Zaï zaï zaï zaï de Fabcaro

13.12
2017
cop. 6 pieds sous terre

cop. 6 pieds sous terre

 

Arrivé à la caisse d’un supermarché, un auteur de bande dessinée constate qu’il n’a pas sa carte de fidélité sur lui, qu’il a dû la laisser dans la poche de son autre pantalon. Aussitôt la caissière interpelle le vigile, que l’auteur menace au moyen d’un poireau, puis s’enfuit. Aussitôt la police est en alerte dans tout le pays, la traque commence.
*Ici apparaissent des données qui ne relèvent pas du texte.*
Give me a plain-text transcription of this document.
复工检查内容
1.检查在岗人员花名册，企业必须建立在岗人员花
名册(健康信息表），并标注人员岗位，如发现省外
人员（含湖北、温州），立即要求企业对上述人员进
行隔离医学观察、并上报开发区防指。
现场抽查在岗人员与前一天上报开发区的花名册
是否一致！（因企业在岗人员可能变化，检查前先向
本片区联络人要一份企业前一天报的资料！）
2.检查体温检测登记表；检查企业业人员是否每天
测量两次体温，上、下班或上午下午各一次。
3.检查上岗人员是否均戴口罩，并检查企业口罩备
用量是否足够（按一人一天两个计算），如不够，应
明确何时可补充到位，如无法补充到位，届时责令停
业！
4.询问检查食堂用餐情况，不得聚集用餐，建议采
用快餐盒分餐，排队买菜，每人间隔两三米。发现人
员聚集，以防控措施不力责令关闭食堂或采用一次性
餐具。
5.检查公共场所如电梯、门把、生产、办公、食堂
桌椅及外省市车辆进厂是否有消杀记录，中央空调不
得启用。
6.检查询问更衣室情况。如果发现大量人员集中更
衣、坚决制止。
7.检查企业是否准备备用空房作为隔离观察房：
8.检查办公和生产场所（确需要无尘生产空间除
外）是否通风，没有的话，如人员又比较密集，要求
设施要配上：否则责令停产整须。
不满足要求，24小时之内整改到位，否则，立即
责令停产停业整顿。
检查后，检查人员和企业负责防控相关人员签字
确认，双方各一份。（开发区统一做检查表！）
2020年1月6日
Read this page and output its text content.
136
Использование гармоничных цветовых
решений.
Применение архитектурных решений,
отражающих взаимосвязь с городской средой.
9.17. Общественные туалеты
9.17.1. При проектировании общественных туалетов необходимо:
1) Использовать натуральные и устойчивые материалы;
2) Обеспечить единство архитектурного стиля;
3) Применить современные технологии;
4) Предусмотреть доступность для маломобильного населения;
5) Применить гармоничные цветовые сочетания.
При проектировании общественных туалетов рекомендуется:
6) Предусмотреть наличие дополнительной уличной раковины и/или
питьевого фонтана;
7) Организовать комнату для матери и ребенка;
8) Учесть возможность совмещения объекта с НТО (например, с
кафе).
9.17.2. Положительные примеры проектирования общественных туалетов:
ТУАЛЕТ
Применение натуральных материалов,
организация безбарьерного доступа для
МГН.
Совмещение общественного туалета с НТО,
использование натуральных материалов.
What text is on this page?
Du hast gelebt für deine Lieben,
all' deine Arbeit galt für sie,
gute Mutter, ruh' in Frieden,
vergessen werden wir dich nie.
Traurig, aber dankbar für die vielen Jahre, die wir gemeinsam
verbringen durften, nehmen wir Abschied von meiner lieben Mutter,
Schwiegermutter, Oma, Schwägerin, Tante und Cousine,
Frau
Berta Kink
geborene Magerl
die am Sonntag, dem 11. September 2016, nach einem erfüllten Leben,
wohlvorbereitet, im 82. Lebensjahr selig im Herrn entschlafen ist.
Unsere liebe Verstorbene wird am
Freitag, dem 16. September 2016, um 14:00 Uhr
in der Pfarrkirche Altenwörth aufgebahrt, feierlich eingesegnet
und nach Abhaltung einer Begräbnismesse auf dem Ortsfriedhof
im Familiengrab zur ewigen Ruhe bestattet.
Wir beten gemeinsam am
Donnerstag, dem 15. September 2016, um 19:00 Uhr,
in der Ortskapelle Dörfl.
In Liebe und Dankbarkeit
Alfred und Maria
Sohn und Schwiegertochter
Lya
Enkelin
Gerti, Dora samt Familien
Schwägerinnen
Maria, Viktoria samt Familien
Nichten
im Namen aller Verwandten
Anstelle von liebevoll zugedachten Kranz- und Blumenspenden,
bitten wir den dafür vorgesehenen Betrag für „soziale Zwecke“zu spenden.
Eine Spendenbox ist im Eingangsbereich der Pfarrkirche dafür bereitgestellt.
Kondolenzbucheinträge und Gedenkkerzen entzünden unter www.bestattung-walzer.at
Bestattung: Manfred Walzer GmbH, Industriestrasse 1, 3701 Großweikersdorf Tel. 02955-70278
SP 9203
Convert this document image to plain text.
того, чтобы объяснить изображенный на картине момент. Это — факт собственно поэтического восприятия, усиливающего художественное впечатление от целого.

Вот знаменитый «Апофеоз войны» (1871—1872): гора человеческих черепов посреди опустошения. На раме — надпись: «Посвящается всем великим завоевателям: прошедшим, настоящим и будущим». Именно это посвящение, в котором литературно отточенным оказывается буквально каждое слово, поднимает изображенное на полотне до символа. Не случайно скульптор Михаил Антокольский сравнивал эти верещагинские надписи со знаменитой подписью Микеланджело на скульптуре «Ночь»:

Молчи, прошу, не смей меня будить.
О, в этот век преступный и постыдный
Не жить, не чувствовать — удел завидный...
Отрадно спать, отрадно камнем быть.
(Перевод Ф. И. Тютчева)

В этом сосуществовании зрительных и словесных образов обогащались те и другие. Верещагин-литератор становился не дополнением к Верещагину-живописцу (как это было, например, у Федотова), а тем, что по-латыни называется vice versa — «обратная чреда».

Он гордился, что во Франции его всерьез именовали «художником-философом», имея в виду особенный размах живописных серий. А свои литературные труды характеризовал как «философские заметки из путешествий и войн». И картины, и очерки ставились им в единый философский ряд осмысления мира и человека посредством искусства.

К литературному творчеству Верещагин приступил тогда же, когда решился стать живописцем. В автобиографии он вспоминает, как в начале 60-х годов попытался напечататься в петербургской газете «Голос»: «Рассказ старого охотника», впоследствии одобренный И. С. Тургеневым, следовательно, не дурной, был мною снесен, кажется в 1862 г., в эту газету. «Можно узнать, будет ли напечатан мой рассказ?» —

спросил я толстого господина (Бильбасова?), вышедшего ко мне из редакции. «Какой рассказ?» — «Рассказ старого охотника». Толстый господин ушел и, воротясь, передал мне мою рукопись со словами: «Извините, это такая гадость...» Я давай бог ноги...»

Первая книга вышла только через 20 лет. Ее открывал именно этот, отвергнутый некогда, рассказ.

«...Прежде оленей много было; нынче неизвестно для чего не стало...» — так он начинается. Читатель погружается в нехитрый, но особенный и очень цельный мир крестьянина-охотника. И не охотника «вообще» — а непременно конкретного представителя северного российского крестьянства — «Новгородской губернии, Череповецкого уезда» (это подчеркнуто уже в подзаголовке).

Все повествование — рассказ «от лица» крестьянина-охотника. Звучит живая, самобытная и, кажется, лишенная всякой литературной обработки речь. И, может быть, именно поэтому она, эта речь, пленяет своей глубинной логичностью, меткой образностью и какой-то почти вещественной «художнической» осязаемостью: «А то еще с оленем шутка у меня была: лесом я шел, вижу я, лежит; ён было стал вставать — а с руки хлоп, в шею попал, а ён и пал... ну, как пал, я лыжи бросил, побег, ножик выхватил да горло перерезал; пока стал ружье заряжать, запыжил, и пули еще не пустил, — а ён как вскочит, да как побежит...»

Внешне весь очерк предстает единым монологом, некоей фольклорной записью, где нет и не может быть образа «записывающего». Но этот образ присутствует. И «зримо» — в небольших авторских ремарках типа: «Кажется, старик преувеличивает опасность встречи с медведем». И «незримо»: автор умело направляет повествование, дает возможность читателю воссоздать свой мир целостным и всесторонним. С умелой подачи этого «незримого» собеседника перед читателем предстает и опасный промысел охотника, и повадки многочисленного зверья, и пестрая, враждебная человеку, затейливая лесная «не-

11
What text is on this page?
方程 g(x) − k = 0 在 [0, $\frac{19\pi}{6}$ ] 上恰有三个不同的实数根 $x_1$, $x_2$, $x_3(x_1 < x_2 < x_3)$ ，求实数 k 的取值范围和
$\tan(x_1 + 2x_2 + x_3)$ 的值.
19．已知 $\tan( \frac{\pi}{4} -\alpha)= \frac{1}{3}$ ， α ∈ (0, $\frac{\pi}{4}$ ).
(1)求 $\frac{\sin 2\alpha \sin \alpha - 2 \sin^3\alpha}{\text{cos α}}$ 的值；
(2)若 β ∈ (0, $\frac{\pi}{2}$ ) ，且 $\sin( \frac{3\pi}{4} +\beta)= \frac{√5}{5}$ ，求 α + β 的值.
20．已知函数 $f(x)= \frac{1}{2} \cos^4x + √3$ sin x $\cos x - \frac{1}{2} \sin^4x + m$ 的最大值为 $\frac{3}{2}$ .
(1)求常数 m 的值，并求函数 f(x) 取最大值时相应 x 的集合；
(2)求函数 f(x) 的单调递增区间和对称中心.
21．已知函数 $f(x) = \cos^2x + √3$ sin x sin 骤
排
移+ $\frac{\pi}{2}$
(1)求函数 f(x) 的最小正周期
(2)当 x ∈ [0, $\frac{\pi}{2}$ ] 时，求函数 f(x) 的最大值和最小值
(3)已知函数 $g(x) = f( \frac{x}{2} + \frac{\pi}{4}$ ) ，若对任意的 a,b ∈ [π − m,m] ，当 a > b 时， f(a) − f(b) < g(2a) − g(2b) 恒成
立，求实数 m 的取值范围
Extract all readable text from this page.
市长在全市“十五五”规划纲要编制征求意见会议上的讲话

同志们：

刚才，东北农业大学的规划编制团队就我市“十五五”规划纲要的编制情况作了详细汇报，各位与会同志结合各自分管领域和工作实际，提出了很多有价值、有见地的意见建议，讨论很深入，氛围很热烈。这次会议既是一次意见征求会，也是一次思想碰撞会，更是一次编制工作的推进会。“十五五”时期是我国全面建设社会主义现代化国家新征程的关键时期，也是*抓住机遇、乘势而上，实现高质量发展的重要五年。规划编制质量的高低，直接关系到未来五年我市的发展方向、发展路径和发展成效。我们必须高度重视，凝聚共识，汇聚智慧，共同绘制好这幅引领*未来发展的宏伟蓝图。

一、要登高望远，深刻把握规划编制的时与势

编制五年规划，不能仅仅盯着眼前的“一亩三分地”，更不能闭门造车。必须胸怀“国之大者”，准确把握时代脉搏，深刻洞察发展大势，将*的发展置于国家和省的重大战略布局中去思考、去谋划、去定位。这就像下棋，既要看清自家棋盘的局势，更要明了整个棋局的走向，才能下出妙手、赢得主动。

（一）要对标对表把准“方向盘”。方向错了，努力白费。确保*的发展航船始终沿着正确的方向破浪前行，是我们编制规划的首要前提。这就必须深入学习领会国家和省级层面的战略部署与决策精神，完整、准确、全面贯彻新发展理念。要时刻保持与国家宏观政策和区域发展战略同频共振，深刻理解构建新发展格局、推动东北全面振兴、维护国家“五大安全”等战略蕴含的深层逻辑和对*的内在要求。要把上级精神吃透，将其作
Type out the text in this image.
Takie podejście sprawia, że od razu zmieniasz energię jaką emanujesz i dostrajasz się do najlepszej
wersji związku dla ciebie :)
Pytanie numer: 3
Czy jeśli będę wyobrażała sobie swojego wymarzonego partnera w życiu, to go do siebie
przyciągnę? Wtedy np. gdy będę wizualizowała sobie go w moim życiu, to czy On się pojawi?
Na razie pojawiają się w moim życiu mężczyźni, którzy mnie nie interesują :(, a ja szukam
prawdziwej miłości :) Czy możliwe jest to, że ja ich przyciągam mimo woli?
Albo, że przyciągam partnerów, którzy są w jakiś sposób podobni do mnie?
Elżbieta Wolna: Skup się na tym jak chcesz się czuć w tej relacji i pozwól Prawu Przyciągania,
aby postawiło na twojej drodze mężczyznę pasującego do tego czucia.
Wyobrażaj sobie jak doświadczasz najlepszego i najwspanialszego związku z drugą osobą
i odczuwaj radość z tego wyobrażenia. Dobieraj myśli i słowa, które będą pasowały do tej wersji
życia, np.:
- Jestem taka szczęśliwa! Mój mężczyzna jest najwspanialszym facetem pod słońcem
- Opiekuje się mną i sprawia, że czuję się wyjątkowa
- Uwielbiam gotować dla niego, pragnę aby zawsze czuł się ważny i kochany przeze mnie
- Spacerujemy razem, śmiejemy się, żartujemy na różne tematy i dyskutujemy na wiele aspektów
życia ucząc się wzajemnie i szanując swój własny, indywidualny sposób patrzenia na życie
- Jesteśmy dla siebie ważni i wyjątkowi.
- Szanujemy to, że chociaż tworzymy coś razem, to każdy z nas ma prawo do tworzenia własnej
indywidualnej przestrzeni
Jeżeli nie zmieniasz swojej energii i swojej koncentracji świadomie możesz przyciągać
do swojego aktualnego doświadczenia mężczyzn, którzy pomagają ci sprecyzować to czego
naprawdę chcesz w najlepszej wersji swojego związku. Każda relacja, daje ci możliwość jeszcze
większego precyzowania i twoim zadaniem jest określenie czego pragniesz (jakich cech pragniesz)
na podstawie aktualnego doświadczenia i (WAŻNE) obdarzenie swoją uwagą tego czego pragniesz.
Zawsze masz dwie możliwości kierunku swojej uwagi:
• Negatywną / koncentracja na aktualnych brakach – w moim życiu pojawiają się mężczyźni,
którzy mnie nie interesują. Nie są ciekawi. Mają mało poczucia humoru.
Les médias s’emparent de l’affaire, divisant la France en pleine psychose…

 

« Zaï zaï zaï zaï », cela vous dit quelque chose ? C’est le refrain d’une chanson française, celle de « Siffler sur la colline » chantée par Joe Dassin, plutôt gaie et légère… comme la lecture de cette BD qui critique avec beaucoup d’humour et de dérision la société de consommation et ses cartes de fidélité, la bêtise humaine et le souci de son petit confort, les préjugés envers les auteurs de bande dessinée, dans un état de précarité pire que les intermittents. Les événements s’enchaînent, tous aussi absurdes ou invraisemblables, jusqu’à la sentence prononcée, heureusement du même acabit !

Une BD à offrir à un bon pote !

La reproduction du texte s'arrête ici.